NUMBER 3–There are very specific, potentially life-saving, rules and laws about what one should do while driving. For example, one should never send and/or receive text messages while operating a motor vehicle. If I am asked to drive so that messages, emails and/or phone calls can be made and/or returned, in a timely manner, I have absolutely no problem doing so. Did I mention that I am a trained defensive driver, and I can navigate through traffic in a crisis situation with ease and reliability, sweetie pie?
NUMBER 4–I am a true “mother hen”, and sometimes that means sitting outside the henhouse, looking in.— Butter cup, there’s a lot to be said about tip lines, surveillance cameras and social media when it comes to detection, prevention and protection.

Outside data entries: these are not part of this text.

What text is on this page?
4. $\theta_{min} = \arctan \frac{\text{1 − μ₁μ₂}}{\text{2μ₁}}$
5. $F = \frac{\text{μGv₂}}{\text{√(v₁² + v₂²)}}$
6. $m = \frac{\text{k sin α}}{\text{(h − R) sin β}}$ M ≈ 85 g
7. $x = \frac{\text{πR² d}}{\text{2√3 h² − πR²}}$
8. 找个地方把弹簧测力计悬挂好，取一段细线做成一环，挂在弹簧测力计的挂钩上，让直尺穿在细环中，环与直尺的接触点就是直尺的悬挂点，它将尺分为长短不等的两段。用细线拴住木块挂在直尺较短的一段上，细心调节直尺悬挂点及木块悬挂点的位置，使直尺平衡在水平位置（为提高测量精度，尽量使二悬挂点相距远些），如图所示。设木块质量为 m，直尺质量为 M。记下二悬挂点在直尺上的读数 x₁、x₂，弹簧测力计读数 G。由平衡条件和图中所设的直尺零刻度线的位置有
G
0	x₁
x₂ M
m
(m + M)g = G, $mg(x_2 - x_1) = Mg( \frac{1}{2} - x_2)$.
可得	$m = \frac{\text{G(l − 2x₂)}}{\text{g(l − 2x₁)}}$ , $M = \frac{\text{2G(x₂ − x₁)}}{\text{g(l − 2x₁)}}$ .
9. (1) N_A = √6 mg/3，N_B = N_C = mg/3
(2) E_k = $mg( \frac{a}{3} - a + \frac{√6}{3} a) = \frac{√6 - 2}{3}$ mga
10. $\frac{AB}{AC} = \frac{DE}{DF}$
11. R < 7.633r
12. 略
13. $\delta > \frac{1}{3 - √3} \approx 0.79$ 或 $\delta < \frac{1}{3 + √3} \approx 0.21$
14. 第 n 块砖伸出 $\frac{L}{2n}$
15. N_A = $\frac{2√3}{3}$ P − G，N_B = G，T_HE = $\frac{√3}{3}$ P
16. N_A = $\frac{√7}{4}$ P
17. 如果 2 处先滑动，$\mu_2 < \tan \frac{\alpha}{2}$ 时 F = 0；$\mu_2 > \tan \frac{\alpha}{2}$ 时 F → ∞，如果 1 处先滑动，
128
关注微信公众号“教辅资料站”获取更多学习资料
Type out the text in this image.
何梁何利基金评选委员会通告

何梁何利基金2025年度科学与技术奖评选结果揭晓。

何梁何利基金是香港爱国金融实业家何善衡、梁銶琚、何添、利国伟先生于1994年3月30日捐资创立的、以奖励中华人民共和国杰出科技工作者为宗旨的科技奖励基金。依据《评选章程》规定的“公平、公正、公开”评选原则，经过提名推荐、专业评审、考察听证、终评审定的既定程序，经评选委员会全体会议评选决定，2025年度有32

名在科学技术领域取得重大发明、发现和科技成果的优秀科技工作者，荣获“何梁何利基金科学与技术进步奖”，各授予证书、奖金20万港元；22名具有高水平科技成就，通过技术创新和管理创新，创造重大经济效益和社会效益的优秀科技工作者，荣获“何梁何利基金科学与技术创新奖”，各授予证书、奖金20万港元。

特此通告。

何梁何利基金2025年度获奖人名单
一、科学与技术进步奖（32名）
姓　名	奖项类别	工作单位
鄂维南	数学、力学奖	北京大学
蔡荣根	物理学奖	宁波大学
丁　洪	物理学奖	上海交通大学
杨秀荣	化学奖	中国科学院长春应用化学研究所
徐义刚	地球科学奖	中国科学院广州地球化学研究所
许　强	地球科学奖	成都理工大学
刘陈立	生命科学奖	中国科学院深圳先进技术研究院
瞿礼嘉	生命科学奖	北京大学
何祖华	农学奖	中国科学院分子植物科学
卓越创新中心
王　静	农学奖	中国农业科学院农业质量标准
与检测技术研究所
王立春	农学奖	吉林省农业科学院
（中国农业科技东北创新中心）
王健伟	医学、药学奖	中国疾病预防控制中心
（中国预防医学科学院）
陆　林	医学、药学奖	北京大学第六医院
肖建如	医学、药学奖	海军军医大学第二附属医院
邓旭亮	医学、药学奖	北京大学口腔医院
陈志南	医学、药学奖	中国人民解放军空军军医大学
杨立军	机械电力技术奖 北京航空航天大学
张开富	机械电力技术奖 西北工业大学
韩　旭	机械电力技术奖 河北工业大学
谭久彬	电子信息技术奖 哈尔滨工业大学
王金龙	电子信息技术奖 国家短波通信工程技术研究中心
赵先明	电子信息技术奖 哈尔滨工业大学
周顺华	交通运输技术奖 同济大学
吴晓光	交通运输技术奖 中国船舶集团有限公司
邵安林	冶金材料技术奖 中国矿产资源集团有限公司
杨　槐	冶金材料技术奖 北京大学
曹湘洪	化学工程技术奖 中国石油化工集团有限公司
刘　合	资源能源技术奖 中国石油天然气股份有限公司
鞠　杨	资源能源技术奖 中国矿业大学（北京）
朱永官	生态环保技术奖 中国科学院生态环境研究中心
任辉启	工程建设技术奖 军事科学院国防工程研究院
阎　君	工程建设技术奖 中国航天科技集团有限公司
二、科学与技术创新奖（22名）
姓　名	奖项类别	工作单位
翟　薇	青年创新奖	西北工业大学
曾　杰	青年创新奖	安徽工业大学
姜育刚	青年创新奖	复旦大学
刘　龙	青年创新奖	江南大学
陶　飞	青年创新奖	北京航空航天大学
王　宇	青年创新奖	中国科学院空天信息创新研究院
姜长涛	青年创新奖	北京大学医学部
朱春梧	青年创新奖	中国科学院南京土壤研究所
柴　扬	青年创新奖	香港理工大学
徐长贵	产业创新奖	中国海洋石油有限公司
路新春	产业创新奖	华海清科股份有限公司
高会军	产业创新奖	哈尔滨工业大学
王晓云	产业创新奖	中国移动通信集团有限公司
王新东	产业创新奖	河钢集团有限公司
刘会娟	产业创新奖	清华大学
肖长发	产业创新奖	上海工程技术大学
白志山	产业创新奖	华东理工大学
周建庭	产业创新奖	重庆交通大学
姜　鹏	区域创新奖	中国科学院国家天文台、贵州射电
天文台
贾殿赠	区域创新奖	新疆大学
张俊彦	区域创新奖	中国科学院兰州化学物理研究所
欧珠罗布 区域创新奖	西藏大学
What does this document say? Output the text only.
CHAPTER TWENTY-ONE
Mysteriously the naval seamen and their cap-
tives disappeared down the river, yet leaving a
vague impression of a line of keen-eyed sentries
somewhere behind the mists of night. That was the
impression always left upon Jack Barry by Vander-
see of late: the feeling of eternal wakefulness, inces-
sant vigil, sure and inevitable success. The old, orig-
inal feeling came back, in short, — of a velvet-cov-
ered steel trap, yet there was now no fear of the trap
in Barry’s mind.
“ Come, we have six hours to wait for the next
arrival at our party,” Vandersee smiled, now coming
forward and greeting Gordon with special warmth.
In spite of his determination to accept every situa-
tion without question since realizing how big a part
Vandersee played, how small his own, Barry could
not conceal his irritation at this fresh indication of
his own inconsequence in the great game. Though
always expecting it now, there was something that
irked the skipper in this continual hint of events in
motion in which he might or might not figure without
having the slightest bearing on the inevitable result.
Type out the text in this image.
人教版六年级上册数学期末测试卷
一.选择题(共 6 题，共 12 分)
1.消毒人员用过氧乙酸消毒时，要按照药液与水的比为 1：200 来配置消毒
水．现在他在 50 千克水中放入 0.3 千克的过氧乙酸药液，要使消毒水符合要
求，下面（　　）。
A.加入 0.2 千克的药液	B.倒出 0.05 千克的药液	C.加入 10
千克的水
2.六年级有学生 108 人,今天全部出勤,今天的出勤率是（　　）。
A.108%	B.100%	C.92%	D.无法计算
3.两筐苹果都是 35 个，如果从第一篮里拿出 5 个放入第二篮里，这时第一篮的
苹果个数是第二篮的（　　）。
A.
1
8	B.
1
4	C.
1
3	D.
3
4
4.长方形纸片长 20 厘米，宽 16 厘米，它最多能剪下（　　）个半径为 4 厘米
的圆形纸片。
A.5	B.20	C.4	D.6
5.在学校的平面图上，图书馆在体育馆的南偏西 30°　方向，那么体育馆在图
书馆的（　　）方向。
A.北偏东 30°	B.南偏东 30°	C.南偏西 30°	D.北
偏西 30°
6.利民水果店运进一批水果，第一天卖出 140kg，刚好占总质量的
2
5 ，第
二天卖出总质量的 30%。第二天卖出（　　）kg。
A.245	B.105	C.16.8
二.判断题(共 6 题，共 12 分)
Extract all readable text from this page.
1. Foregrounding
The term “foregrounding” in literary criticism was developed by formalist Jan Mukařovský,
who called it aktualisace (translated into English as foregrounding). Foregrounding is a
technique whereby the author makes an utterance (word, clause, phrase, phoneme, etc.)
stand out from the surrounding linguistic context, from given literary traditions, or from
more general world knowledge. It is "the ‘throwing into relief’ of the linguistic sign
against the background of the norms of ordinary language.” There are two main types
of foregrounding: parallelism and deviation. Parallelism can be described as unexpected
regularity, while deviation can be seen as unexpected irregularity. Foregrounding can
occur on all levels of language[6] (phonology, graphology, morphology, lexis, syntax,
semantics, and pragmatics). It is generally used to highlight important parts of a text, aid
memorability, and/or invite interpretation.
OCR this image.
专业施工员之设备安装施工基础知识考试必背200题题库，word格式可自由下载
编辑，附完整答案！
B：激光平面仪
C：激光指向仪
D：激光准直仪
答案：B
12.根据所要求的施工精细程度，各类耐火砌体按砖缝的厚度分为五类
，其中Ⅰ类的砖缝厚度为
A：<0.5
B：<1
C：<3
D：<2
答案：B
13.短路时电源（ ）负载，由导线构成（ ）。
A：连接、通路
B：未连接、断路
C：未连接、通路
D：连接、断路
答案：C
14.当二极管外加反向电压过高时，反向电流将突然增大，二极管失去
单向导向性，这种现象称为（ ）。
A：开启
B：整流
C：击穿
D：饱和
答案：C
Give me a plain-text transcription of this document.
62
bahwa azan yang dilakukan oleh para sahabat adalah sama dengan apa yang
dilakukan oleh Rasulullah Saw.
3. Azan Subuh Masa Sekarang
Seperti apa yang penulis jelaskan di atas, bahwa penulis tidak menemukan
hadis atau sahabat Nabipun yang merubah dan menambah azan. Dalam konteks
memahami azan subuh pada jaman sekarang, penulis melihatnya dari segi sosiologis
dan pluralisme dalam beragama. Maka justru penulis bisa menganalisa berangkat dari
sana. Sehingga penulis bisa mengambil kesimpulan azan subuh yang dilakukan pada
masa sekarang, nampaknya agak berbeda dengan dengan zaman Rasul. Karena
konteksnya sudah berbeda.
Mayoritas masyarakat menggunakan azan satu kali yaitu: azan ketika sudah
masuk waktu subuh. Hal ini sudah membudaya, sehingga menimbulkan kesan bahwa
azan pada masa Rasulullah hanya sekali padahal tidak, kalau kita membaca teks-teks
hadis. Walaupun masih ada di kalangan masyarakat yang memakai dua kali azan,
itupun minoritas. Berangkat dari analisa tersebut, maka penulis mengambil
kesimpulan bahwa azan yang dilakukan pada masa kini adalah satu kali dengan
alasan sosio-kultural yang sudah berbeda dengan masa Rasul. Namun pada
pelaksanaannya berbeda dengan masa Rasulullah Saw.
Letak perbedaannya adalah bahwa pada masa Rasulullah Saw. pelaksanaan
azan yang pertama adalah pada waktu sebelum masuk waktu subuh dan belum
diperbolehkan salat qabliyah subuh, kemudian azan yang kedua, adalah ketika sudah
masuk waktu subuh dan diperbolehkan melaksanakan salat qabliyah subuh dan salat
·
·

NUMBER 5–Officers who rotate between schools are typically from one of three pools, sweet cheeks… (1) not enough officers to have one at each school, (2) so good that he or she is capable of covering and acting as a rover/back up officer for the other officers or (3) the officer has been removed from a campus because of inappropriate or questionable behavior and placed in a “rotator” position.
NUMBER 6–My pockets, in no way, resemble my qualifications which are clearly verified by my years in service, my boots on the ground experience and my resume’, booboo kitty.
NUMBER 7–Unlike several of you who have an issue (with everything), I am a tax paying citizen of this community— I’ve lived here well over 20 years sweet pea.
NUMBER 8–My unmarked vehicle and my plainclothes status are by design. I can assure you that people are more willing to talk to me when I’m driving a Honda and wearing a business suit than they are when I’m in full police garb and a patrol car. Check the stats muffin!
Bottom line— I smile and speak when I see you because it’s obvious that it sucks to be you but please don’t let the smooth taste fool you. I promise I can be 10 times nastier than you and your entire little group of conspirators combined!